Aqui, pensava, porque reparava, exigia-se um outro disfarce.

Confiante na sua perícia em dissimulação, sabia que tinha que integrar no seu traje regional a farda que decora o academismo.

Insaciavelmente receptiva ao disfarce, facilmente percebeu quais os itinerários psicológicos a que tinha que recorrer e que tinha que percorrer.

A isto se obrigou, sem esforço, Maria Augusta.

Posicionar-se de modo mais polido e menos exuberante, nas suas exigências mais caprichosas, dentro do emprego, passou a ser a norma.

Era uma condição.

Percebeu que exuberância excessiva e pouco polimento, no manifesto, facilmente se transformariam em obstáculos à sua integração profissional.

Evitar a catástrofe de se cumprir a fatal hipótese de exclusão, tornou-se prioridade na sua vida.

O percurso é selectivo e competitivo, pensava, mas não é difícil.

É um percurso que está travestido de impedimentos e de penoso trabalho, mas isto é apenas uma camuflagem, uma encenação intrínseca que dava jeito, cogitava.

Só tinha que se vestir de rigor, em académica.

Muita parra e pouca uva foi o aforisma que viu escarrapachado naquele meio.

Avaliou e interiorizou, passando a ser, também, a sua invisível arma de precisão.
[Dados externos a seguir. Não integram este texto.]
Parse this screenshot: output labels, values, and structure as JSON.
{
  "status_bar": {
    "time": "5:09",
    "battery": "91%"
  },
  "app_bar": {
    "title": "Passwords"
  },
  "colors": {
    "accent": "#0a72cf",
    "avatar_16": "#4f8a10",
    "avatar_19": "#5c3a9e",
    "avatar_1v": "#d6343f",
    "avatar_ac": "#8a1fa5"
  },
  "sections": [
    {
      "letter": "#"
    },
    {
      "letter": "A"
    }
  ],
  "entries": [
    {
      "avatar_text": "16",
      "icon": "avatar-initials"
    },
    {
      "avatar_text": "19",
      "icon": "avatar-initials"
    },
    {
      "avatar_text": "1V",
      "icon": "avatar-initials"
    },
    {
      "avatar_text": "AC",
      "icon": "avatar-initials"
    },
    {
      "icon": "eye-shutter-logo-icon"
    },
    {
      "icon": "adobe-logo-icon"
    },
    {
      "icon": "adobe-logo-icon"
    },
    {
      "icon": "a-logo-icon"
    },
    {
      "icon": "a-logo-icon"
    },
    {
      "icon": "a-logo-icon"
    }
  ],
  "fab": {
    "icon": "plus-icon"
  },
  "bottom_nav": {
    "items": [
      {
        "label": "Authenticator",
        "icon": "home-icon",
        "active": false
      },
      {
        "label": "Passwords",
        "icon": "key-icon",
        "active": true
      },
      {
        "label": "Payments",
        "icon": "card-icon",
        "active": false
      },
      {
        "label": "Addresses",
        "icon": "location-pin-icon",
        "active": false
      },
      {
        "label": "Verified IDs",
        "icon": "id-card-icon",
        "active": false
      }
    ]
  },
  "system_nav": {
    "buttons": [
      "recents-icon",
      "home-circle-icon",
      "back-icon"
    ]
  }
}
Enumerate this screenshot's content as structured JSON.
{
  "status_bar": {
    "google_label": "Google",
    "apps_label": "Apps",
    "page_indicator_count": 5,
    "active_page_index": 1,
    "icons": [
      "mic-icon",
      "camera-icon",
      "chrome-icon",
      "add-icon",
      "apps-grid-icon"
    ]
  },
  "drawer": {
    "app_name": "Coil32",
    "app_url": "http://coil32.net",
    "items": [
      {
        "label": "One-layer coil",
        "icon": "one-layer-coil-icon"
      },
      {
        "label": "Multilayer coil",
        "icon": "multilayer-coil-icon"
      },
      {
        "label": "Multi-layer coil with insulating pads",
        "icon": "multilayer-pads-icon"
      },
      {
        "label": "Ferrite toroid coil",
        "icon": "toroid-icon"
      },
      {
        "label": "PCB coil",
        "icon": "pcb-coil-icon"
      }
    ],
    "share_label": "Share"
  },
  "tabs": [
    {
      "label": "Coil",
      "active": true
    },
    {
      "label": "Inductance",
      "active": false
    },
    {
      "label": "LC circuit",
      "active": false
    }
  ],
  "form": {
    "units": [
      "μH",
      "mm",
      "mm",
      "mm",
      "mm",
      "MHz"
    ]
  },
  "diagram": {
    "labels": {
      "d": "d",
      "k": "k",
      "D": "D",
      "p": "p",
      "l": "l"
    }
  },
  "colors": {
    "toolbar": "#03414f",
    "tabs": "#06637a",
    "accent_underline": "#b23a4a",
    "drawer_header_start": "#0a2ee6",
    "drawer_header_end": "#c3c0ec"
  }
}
Nestes esquemas era ela já catedrática.

Complicar o óbvio (!) - o que era isso para Maria Augusta, sorria entre dentes.

Tinha-lhe apanhado o jeito.

Controlando a impulsividade, sem estoirar (está de se ver!), aprendeu a planificar.

Foi-lhe de extrema utilidade.

Adquiriu novas ferramentas de manipulação.

Mais severas, perigosas e desumanas, sem dúvida, mas eficazes.

Mais civilizadas, dizia para si e para seu gozo, acabando por se divertir.

Estava integrada.

A partir daqui o trabalho seria o de cumprir as metas e em tempos mínimos.

Era uma escada que, diziam, como que a demonstrar avisos e alertar os perigos de eventuais criações de novos costumes. Tanto se sobe como se desce!

Essa seria a escada que Maria Augusta tinha a garantia de apenas subir.

E rápido!

Tudo estava incutido na teatralização.

O discurso (como convinha) era o do rigor, da ciência, das noites não dormidas, do estudo intenso, das infindas leituras, enfim da dura vida da seriedade académica.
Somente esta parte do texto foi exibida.